Tuesday, October 25, 2011

Working the Core

Most of us will never achieve 6-pack abs like my nephews - I doubt I ever will. Hence his having his shirt off in this photo, and my leaving my shirt on. But, most of us will have lower back pain at some point. Picking up something heavy, or picking it up with poor technique, packing excess body weight, even cardiovascular workouts can make our lower backs hurt. The important thing to realize is that excess stress on your lower lumbar regions (lower back) can be reduced if you have a strong core. As Wikipedia puts it “lack of core development can result in a predisposition to injury”.

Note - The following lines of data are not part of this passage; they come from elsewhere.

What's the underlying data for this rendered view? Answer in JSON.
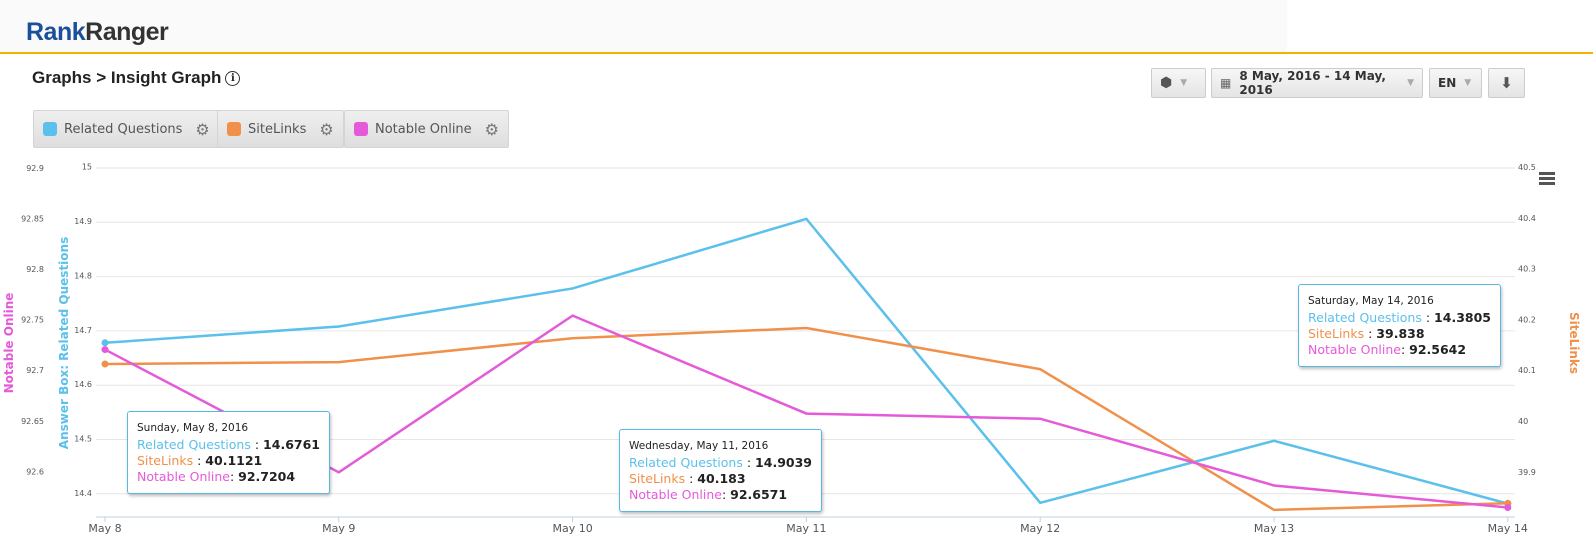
{
  "header": {
    "logo_part1": "Rank",
    "logo_part2": "Ranger"
  },
  "page": {
    "title": "Graphs > Insight Graph",
    "info_icon": "info-icon"
  },
  "toolbar": {
    "cube_icon": "cube-icon",
    "date_range": "8 May, 2016 - 14 May, 2016",
    "language": "EN",
    "download_icon": "download-icon"
  },
  "legend": [
    {
      "label": "Related Questions",
      "color": "#5bc0eb"
    },
    {
      "label": "SiteLinks",
      "color": "#f0904a"
    },
    {
      "label": "Notable Online",
      "color": "#e55ad8"
    }
  ],
  "chart_data": {
    "type": "line",
    "categories": [
      "May 8",
      "May 9",
      "May 10",
      "May 11",
      "May 12",
      "May 13",
      "May 14"
    ],
    "axes": [
      {
        "title": "Notable Online",
        "side": "left-outer",
        "ticks": [
          "92.9",
          "92.85",
          "92.8",
          "92.75",
          "92.7",
          "92.65",
          "92.6"
        ]
      },
      {
        "title": "Answer Box: Related Questions",
        "side": "left",
        "ticks": [
          "15",
          "14.9",
          "14.8",
          "14.7",
          "14.6",
          "14.5",
          "14.4"
        ],
        "range": [
          14.4,
          15
        ]
      },
      {
        "title": "SiteLinks",
        "side": "right",
        "ticks": [
          "40.5",
          "40.4",
          "40.3",
          "40.2",
          "40.1",
          "40",
          "39.9"
        ]
      }
    ],
    "series": [
      {
        "name": "Related Questions",
        "axis": 1,
        "color": "#5bc0eb",
        "values": [
          14.6761,
          14.706,
          14.776,
          14.9039,
          14.382,
          14.496,
          14.3805
        ]
      },
      {
        "name": "SiteLinks",
        "axis": 2,
        "color": "#f0904a",
        "values": [
          40.1121,
          40.116,
          40.163,
          40.183,
          40.102,
          39.825,
          39.838
        ]
      },
      {
        "name": "Notable Online",
        "axis": 0,
        "color": "#e55ad8",
        "values": [
          92.7204,
          92.599,
          92.754,
          92.6571,
          92.652,
          92.586,
          92.5642
        ]
      }
    ],
    "grid": true,
    "tooltips": [
      {
        "date": "Sunday, May 8, 2016",
        "rq_label": "Related Questions",
        "rq": "14.6761",
        "sl_label": "SiteLinks",
        "sl": "40.1121",
        "no_label": "Notable Online",
        "no": "92.7204"
      },
      {
        "date": "Wednesday, May 11, 2016",
        "rq_label": "Related Questions",
        "rq": "14.9039",
        "sl_label": "SiteLinks",
        "sl": "40.183",
        "no_label": "Notable Online",
        "no": "92.6571"
      },
      {
        "date": "Saturday, May 14, 2016",
        "rq_label": "Related Questions",
        "rq": "14.3805",
        "sl_label": "SiteLinks",
        "sl": "39.838",
        "no_label": "Notable Online",
        "no": "92.5642"
      }
    ]
  }
}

The standard fare for developing the core are sit-ups, crunches, leg lifts and hyperextensions. If you need to, just type in any of these terms into your favorite search engine and you will find pictures and videos showing you how to do them.

All of these exercises work - and I do all of them. In addition I try to find ways to incorporate a “core element” in many of my other exercises. I do this by finding ways to do things with one hand rather than with both hands. For example, most folk do curls with either barbell they can hold in both hands, or they use a pair of dumbbells, one in each hand. They then curl with both arms at the same time, or curl with one arm while letting the other hang at their side. Either way, their core is not fighting an imbalance. But, if they only pick up one dumbbell and do curls with one arm at a time, then the core has to work to maintain balance when only one side of the body is curling a weight. This is the basis for my making curls into core exercises. Bench presses are an even better example. When you are laying on a bench and using only one barbell to do presses your core is responsible for keeping you from falling off the bench. The work your core does is directly proportional to the weight you are using, so, as you slowly increase the amount you can curl or press, you also increase the work your core is doing.

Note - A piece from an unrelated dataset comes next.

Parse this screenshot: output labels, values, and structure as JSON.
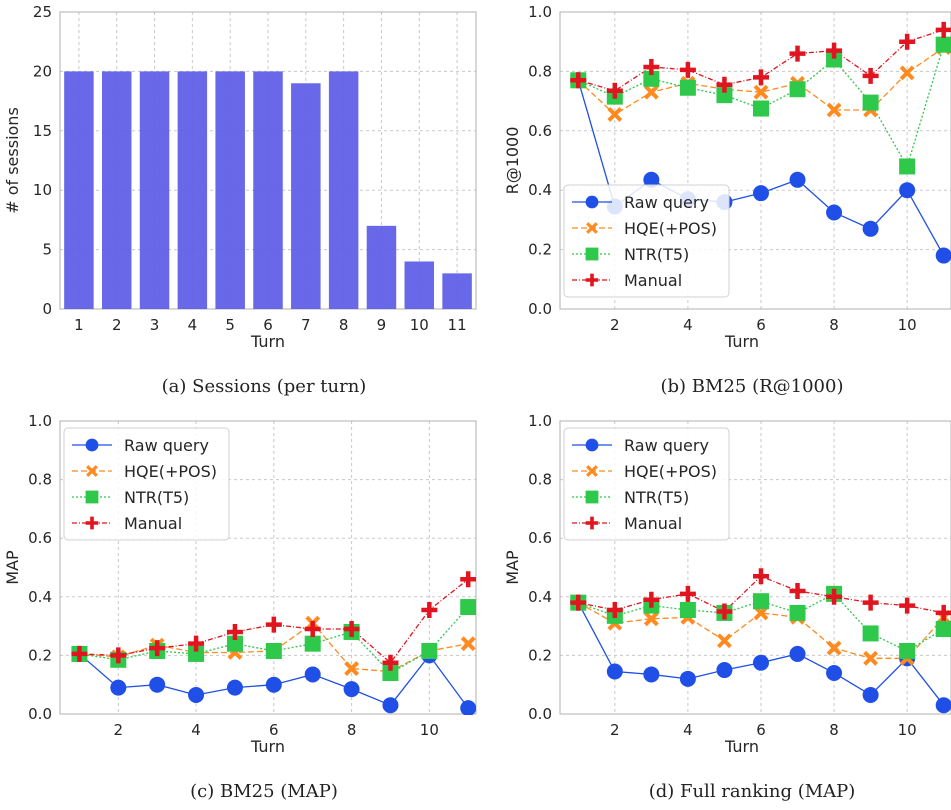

Even exercises done with machines can be changed to incorporate a core element - if you forgo the two-handed approach and instead find ways to do each exercise with only one hand at a time. This will force your core to stabilize your body and increase your core strength.

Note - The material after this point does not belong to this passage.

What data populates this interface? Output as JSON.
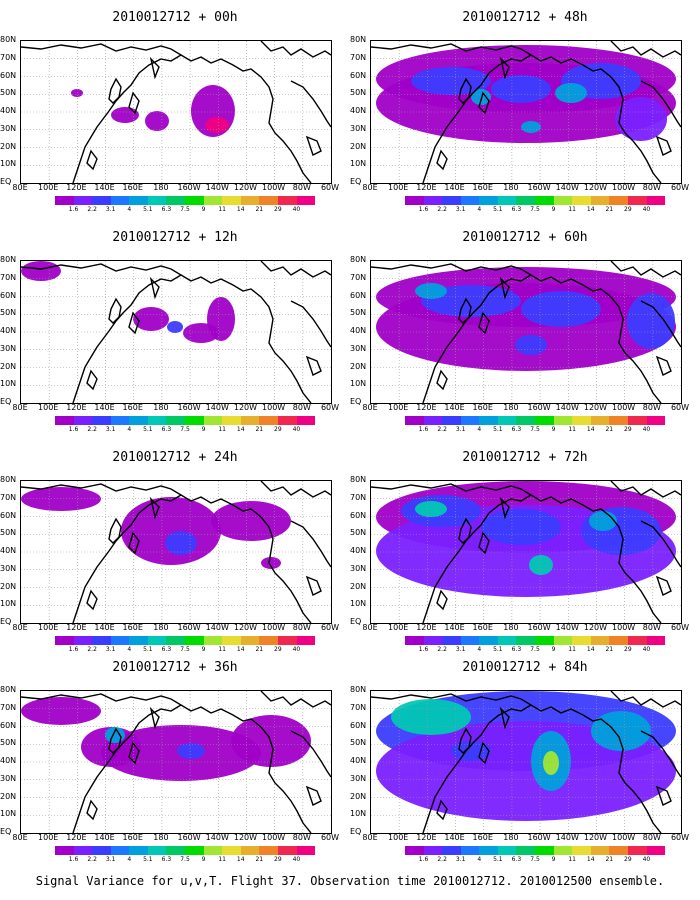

The other thing I like about doing unbalanced exercises is they are harder to do - so you use lighter weights - thereby reducing strain on joints. I typically find that people have to reduce the weight they use in each hand when doing a balanced exercise by as much as 25 percent when they switch to using only one hand.

As with any change in your workout routine, be careful. Unbalanced exercises, whether sitting or laying on a bench, or standing, pose more of a risk for falling than do balanced exercises. That is the whole point of unbalanced exercises. Start with light weights, and low reps, build the number of reps until you are comfortable with 25 or 30 repetitions, then increase the weight by small increments. And, if you have a history of back problems, talk to a trainer and/or your doctor. And always remember, start light and have someone spotting you when you first try an unbalanced exercise.

I was thinking about Lenny - the gentleman who damaged his shoulder recently. And I was thinking about how sustainable his exercise routine is - as in how he can continue to improve his strength as he ages when his focus is lifting ever heavier weights. Tomorrow I want to talk a bit about sustainability.